Pictures and Videos Capture Canadian Fireball from Sept. 25, 2009

A brilliant fireball seen over Ontario, Canada on September 25, 2009 was captured by seven all-sky cameras of the University of Western Ontario’s Southern Ontario Meteor Network (SOMN.) The fireball was seen widely by observers throughout southern Ontario and adjacent areas. The fireball was first detected by Western’s camera systems at an altitude of 100km, and moving southeastwards at 20.8 km/s. From the data collected, the researchers believe the meteoroid was initially about a meter wide, or about the size of a child’s tricycle. At its brightest, the fireball was approximately 100 times as bright as the full moon.

Researchers at Western are interested in hearing from anyone within 10 km of Grimsby, Ontario who may have witnessed or recorded this evening event, seen or heard unusual events at the time, or who may have found possible fragments of the freshly fallen meteorite.

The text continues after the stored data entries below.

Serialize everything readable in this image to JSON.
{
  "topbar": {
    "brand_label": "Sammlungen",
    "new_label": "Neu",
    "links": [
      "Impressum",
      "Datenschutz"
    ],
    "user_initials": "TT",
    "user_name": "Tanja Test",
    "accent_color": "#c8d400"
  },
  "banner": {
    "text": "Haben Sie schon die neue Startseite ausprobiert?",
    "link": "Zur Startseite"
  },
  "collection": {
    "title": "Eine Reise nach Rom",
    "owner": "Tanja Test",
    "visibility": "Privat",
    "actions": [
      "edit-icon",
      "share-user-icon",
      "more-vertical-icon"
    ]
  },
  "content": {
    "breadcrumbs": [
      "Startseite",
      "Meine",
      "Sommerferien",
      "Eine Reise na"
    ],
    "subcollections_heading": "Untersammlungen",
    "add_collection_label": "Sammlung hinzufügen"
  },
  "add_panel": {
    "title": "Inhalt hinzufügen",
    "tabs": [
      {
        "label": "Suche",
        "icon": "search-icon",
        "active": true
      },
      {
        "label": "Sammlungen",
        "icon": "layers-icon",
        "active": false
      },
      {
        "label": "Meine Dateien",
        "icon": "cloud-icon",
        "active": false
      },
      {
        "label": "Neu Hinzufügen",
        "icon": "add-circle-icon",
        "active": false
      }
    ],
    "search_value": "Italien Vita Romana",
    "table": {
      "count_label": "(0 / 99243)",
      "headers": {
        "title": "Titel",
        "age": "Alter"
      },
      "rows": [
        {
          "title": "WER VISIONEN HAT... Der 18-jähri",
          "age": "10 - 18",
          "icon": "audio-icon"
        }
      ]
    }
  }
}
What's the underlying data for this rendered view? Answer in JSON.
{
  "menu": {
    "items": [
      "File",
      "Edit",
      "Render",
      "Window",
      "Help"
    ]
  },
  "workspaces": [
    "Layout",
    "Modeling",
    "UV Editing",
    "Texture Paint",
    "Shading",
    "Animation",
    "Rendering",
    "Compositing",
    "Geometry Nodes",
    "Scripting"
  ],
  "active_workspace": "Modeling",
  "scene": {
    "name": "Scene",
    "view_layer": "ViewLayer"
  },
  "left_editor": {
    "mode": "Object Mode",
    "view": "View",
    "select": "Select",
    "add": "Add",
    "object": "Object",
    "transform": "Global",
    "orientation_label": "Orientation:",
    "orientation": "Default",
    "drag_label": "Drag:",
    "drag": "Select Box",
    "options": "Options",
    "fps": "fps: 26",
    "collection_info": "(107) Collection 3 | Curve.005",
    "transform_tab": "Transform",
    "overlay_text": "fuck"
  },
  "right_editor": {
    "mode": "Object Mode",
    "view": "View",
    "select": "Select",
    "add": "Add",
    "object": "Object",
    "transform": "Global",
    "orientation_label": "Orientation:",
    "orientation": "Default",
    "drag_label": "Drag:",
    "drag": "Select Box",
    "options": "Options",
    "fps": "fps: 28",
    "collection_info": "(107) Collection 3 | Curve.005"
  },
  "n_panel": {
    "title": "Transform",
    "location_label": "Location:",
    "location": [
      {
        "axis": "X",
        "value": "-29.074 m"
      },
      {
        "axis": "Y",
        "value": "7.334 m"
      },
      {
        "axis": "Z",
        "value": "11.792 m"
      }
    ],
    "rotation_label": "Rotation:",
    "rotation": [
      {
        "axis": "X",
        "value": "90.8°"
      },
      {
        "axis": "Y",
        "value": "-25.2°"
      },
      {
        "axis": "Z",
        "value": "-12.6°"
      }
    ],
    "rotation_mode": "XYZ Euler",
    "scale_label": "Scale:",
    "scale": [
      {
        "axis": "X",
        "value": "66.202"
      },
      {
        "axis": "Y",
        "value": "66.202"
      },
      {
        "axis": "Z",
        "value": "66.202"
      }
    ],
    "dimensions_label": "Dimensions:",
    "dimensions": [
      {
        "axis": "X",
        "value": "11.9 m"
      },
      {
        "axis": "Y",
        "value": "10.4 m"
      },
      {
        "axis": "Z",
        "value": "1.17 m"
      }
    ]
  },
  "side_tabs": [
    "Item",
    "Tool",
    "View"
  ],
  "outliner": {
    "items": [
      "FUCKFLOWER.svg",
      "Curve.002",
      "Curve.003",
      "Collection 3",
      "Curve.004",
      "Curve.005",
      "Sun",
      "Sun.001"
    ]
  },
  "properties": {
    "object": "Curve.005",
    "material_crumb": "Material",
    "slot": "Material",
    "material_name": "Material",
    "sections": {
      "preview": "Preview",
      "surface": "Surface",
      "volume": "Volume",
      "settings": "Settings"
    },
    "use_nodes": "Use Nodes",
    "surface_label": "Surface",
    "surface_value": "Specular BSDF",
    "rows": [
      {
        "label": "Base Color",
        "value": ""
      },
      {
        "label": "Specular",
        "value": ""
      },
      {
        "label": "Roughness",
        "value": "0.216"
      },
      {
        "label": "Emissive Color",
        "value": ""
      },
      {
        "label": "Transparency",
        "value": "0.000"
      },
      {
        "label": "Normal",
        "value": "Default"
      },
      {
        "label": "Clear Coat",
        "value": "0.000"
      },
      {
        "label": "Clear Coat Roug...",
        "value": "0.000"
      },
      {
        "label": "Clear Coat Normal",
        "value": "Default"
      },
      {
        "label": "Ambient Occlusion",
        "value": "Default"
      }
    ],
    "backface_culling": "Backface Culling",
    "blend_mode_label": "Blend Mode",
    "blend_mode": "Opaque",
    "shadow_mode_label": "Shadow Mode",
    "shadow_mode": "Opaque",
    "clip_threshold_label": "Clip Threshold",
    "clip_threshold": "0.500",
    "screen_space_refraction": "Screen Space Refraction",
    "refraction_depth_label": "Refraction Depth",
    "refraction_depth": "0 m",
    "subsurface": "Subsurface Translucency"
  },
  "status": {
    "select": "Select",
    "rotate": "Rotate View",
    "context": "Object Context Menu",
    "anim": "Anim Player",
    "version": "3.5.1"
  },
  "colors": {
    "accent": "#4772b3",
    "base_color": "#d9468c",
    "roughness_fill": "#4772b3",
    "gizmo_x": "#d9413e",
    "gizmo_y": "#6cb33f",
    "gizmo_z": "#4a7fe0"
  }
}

The event occurred at 9:03 pm local time on Sept. 25, or 01:03 UT Sept. 26.

Analysis of the all-sky camera records as well as data from Western’s meteor radar and infrasound equipment indicates that this bright fireball was large enough to have dropped meteorites in a region south of Grimsby on the Niagara Peninsula, providing masses that may total as much as several kilograms.

To see more videos or images, or if you have questions, observations or possible meteorites check out Western’s website.

4 Replies to “Pictures and Videos Capture Canadian Fireball from Sept. 25, 2009”

  1. “or who may have found possible fragments of the freshly fallen meteorite.”

    So it hit the ground?

  2. Kevin, most meteors, as they burn in the atmosphere, shed fragments that then fall down at much lower speeds. They never quite “hit the ground”, as solid and big bodies, but parts of them do reach the ground, often spread over relatively vast areas. Those are the parts people are now trying to find.

  3. How does one make an all-sky (fisheye?) camera like that?

    My sister lives in fairly dark skies (if only there was some way to get rid of that lone streetlight). It could be fun to have a webcam set up at her place.

  4. I have found a meteorite ( not from this occurrence ). First one after around 50 years of looking.